As described in the section above, Table 3 describes the number of variables, total calculation times and calculation time per iteration of simulate data, Raman spectra, GC-ToF-MS, HPLC-DAD and NMR signals. From this table one can deduce that the speed of the proposed SirQR algorithm is swift enough even for the large datasets with more than 20,000 variables, such as the NMR signal, that was only 14.611 s for 24,000 variables with two iterations. This achievement can be owed to the sparse matrix [56]. Moreover, in order to control the effectiveness of the fitting baseline, the maximum iteration times and the value of d _m can be manually established by the users. By means of this manual test, a desirable and reliable fitting baseline can be more effectively amended for further analysis, avoiding for the overfitting phenomenon. Detailed figure of the overfitting phenomenon is given as Fig. S2 in the Electronic supplementary material.

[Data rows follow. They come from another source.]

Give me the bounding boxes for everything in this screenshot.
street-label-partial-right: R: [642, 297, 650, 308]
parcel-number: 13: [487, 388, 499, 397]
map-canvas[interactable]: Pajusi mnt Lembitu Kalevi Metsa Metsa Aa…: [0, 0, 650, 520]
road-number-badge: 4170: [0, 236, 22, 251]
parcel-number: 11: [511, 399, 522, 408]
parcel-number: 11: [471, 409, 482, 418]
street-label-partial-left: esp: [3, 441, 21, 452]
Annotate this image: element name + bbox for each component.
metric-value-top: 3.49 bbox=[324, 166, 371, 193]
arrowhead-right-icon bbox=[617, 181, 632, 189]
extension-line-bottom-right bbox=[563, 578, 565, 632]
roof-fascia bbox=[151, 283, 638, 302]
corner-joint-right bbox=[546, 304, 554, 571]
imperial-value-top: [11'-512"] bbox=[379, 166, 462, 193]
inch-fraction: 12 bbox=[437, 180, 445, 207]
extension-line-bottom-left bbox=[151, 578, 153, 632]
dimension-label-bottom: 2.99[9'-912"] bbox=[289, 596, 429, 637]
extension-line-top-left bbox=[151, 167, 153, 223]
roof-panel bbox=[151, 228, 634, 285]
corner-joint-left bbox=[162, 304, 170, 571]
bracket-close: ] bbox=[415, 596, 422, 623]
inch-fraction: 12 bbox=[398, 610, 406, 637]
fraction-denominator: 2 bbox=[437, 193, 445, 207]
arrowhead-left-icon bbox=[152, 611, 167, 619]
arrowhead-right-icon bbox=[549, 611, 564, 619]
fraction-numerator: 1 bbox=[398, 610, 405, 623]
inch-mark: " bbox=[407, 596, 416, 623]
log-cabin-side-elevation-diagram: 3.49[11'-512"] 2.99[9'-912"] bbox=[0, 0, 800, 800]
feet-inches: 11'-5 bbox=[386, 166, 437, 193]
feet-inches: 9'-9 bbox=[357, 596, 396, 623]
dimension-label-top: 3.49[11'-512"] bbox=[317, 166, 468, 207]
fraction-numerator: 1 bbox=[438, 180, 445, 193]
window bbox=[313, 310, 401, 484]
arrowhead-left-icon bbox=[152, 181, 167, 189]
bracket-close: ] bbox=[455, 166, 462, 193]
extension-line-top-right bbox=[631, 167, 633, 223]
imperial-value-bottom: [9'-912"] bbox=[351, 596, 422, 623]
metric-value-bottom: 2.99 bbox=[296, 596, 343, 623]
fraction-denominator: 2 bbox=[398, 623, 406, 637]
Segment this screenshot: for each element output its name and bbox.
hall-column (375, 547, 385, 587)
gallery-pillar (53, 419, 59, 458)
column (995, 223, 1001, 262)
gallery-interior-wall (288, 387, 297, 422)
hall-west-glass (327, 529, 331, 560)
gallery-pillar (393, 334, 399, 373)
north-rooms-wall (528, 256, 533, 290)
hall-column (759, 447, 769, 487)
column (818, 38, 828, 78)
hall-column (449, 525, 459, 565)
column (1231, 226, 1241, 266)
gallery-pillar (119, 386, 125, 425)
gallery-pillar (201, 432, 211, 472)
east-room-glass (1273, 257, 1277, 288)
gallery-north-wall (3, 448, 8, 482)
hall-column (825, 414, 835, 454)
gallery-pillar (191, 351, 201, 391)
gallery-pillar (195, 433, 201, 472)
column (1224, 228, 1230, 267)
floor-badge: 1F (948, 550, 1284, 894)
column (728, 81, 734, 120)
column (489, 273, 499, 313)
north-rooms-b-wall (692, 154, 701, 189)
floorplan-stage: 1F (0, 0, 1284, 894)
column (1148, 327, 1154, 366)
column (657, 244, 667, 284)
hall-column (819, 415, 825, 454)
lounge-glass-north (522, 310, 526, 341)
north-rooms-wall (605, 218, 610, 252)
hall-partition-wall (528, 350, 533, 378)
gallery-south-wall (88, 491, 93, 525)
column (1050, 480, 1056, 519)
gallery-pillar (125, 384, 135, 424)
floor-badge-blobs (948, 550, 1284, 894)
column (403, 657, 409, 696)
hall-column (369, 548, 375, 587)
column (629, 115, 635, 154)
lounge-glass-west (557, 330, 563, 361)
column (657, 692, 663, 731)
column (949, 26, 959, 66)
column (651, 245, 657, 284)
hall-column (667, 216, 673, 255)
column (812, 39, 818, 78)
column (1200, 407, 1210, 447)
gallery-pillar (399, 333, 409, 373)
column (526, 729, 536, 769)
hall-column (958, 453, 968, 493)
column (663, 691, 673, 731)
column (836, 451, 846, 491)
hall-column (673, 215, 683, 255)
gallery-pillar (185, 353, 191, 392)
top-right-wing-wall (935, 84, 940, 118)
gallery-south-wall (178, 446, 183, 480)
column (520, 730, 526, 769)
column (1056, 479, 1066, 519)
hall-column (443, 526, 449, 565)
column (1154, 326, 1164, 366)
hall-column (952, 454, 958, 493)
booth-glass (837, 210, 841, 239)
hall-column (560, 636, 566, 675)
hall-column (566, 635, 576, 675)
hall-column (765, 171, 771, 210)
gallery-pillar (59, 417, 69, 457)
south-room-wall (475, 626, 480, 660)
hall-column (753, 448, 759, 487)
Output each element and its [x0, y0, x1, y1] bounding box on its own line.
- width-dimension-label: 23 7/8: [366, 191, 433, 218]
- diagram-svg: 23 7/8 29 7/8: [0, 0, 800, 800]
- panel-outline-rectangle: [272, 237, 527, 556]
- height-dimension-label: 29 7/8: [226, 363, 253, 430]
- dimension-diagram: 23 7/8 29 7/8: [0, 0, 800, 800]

Table 3 The calculation time of simulated dataset, HPLC-DAD, GC-ToF-MS, Raman spectra, and NMR signal

Continuing to investigate Table 3, it is not difficult for one to find the relationship between the number of variables and calculation time per iteration. Obviously, with the increasing of the number of variables, the corresponding calculation time will also increase. Although the time of calculation is higher for larger number of variables; it is fast enough for most general data, especially with less than 10,000 variables. It can be summarized that the usage of sparse matrices and the exponential reweight strategy enables the application of the SirQR algorithm in more high-throughput domains and meet the needs of data analysis.

Conclusions

In this research, the proposed SirQR algorithm provides a robust, valid, and fast baseline correction method for processing different analytical signals. The proposed algorithm combines quantile regression and reweighted iterative strategy to fit the background as desired. After comparing with several popular baseline correction methods, such as ALS, FABC airPLS and MPLS, the results demonstrate that the proposed algorithm can offer a robust and accurate baseline corrected signals for both simulated data and real analytical signals. Moreover, the successful results of these datasets have proved that this approach can be used as a preprocessing method for many analytical instruments (chromatograms, Raman spectra and NMR signals, even MALDI-TOF).